In previous studies, Mody and coworkers found that CsA protected mice from extraneural cryptococcal infections and reported that CsA was toxic to C. neoformans under some in vitro conditions (41, 42). In contrast, Perfect and Durack found no evidence for CsA toxicity in vitro (50). Our findings that CsA toxicity is temperature dependent resolved the earlier discrepancies over CsA toxicity against C. neoformans in vitro, as the studies of Mody et al. were performed at 35°C and those of Perfect and Durack were conducted at 30°C. In both mice and rabbits, CsA exacerbated cryptococcal meningitis (42, 50), so the immunosuppressive activity of CsA outweighs any antifungal effect. In addition, CsA does not cross the blood-brain barrier, which likely also diminishes effectiveness against cryptococcal meningitis.

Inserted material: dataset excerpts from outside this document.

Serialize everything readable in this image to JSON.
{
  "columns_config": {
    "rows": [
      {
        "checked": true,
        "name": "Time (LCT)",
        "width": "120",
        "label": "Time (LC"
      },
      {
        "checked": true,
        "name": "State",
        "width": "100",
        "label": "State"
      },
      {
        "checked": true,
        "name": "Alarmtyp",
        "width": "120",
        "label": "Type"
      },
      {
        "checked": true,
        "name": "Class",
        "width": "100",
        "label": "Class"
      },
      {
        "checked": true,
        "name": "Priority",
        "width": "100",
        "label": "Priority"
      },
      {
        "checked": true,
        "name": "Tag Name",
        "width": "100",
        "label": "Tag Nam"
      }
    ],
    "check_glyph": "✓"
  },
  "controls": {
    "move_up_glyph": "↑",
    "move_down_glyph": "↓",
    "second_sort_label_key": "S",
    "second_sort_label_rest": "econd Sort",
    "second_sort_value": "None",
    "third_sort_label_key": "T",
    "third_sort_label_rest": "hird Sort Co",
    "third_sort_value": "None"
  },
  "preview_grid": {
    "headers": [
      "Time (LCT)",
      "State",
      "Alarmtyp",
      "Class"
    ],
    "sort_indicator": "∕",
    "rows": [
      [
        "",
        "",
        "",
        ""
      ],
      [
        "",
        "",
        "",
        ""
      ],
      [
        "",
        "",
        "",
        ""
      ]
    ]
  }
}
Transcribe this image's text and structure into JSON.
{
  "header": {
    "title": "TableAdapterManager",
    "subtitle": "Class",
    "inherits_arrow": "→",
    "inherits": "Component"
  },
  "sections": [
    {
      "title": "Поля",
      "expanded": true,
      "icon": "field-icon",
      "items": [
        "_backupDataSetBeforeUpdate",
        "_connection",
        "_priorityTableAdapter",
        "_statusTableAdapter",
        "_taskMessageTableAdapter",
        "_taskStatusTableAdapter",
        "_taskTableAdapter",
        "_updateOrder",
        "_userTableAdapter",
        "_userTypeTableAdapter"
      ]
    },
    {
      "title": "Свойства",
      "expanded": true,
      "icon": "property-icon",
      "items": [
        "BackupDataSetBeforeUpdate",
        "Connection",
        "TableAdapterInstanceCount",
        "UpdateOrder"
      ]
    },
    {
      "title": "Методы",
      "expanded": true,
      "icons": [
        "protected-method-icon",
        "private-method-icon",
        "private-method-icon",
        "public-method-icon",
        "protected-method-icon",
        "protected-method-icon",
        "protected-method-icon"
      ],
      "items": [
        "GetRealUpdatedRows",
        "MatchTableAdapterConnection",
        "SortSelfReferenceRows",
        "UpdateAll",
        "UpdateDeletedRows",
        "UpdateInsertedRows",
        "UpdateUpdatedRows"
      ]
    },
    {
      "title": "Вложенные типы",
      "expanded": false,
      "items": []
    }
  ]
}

Although complicated by steroid use, organ transplant recipients receiving CsA are similarly at risk for development of cryptococcal infection. These observations prompted us to identify and study nonimmunosuppressive CsA analogs to determine whether there was a difference in drug interactions between the mammalian and fungal target proteins which could be exploited to develop antifungal compounds.

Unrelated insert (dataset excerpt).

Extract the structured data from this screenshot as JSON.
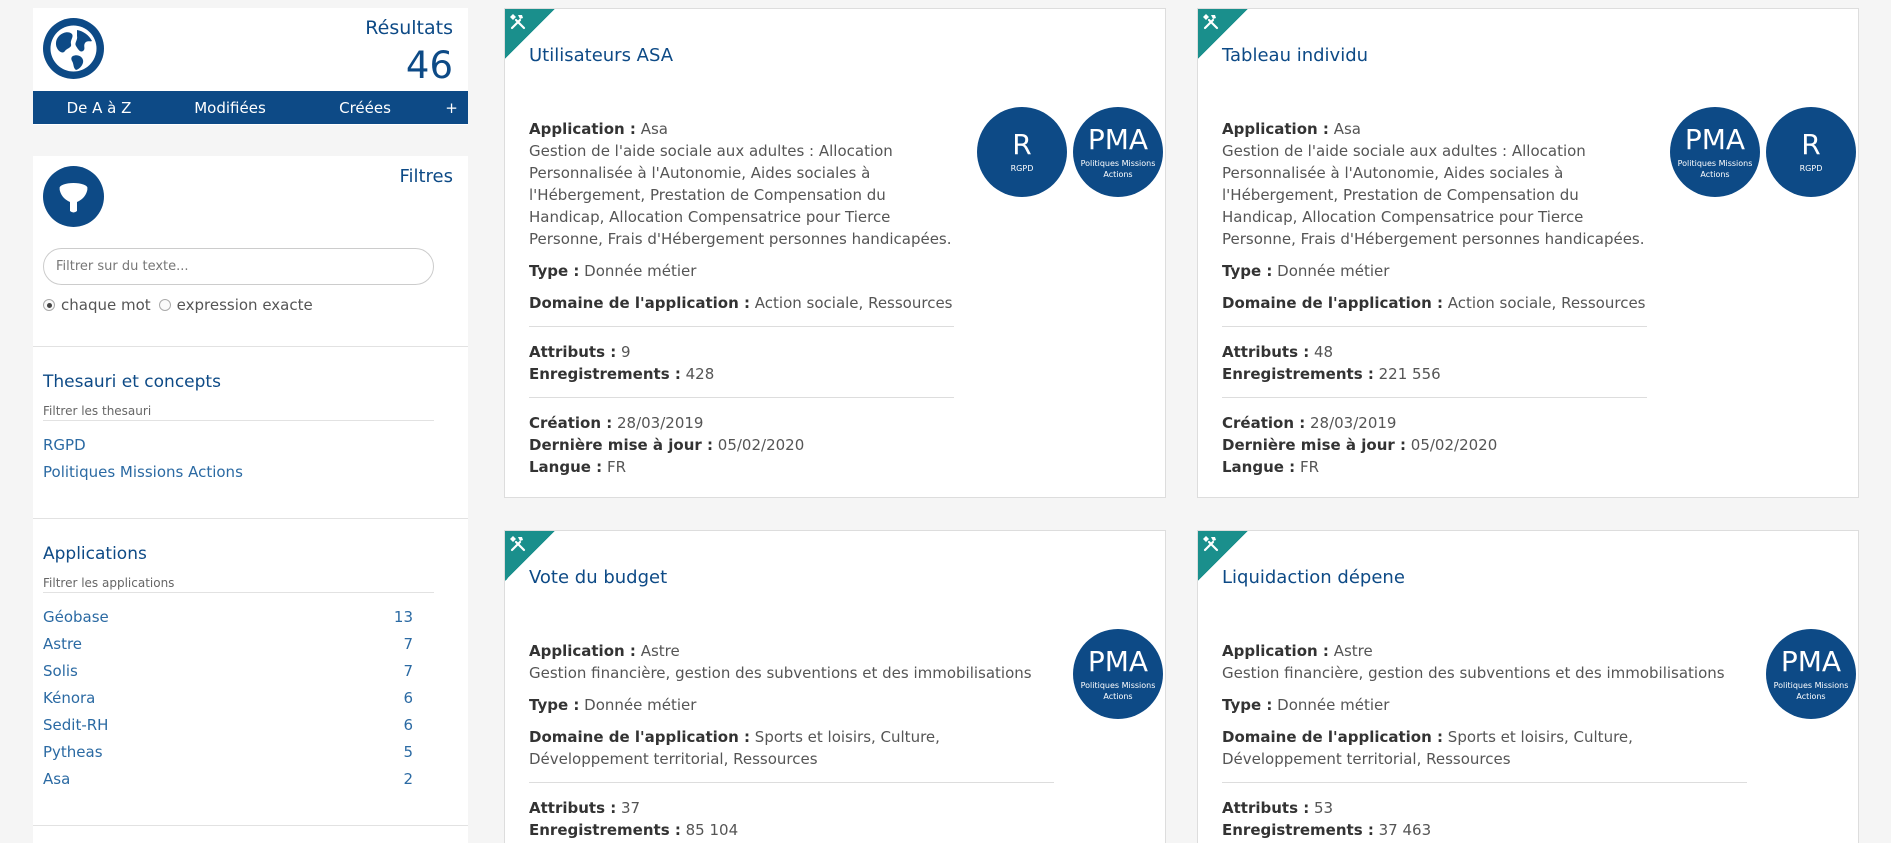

Here we have assessed the antifungal activities of CsA analogs with diminished or absent immunosuppressive activities. In general, the immunosuppressive activity of this series of analogs correlated well with antifungal action, providing additional support for our model that CsA toxicity results from calcineurin inhibition by a cyclophilin A-CsA complex. In addition, we found two CsA analogs, (γ-OH) MeLeu⁴-Cs (211-810) and D-Sar (α-SMe)³ Val²-DH-Cs (209-825), that have dramatically decreased immunosuppressive activity but retain potent antifungal activity against C. neoformans. In related studies, we have also identified a nonimmunosuppressive FK506 analog, L-685,818, which similarly retains antifungal activity (48). Here we establish that CsA and the nonimmunosuppressive analogs are toxic to C. neoformans via cyclophilin A-dependent inhibition of calcineurin. First, we show that the compounds are toxic at 37°C and not 30°C, which correlates with the temperature-dependent growth of calcineurin mutant strains. Second, we show that mutations on the cyclophilin A-CsA binding surface of calcineurin (Val344Arg and Val344Lys) confer resistance to CsA and CsA analogs. Third, reduction in the level of the cyclophilin A protein confers resistance to CsA and the D-Sar (α-SMe)³ Val²-DH-Cs (209-825) analog. Fourth, two mutant strains completely lacking the cyclophilin A protein are resistant to CsA and both CsA analogs (Table 3). Finally, we present biochemical evidence that CsA and the CsA analogs D-Sar (α-SMe)³ Val²-DH-Cs (209-825) and (γ-OH) MeLeu⁴-Cs (211-810) promote cyclophilin A binding to fungal calcineurin. Most interestingly, the affinity of the cyclophilin A–(γ-OH) MeLeu⁴-Cs (211-810) analog complex for calcineurin is increased relative to that of cyclophilin A-CsA, and this analog is toxic to C. neoformans. These findings suggest that the γ-hydroxy substitution on the leucine 4 residue on the effector surface of CsA prevents binding to mammalian calcineurin but increases binding to the fungal calcineurin homolog.

We suggest that these CsA nonimmunosuppressive analogs take advantage of subtle inherent structural differences between host and fungal cyclophilin A and possibly also the calcineurin A catalytic and calcineurin B regulatory subunits, such that host immune function is spared but fungal growth is inhibited. Elucidation of the X-ray structure of the cyclophilin A-CsA-calcineurin complex and cloning and sequencing of the fungal calcineurin B subunit should allow further structural insights into these mechanisms of drug and drug analog action. It remains to be tested whether these nonimmunosuppressive CsA analogs will have therapeutic effects in animal models of cryptococcal meningitis, possibly in conjunction with agents that permeabilize the blood-brain barrier, but we suggest that these and other calcineurin inhibitors warrant consideration as novel antifungal agents in further studies.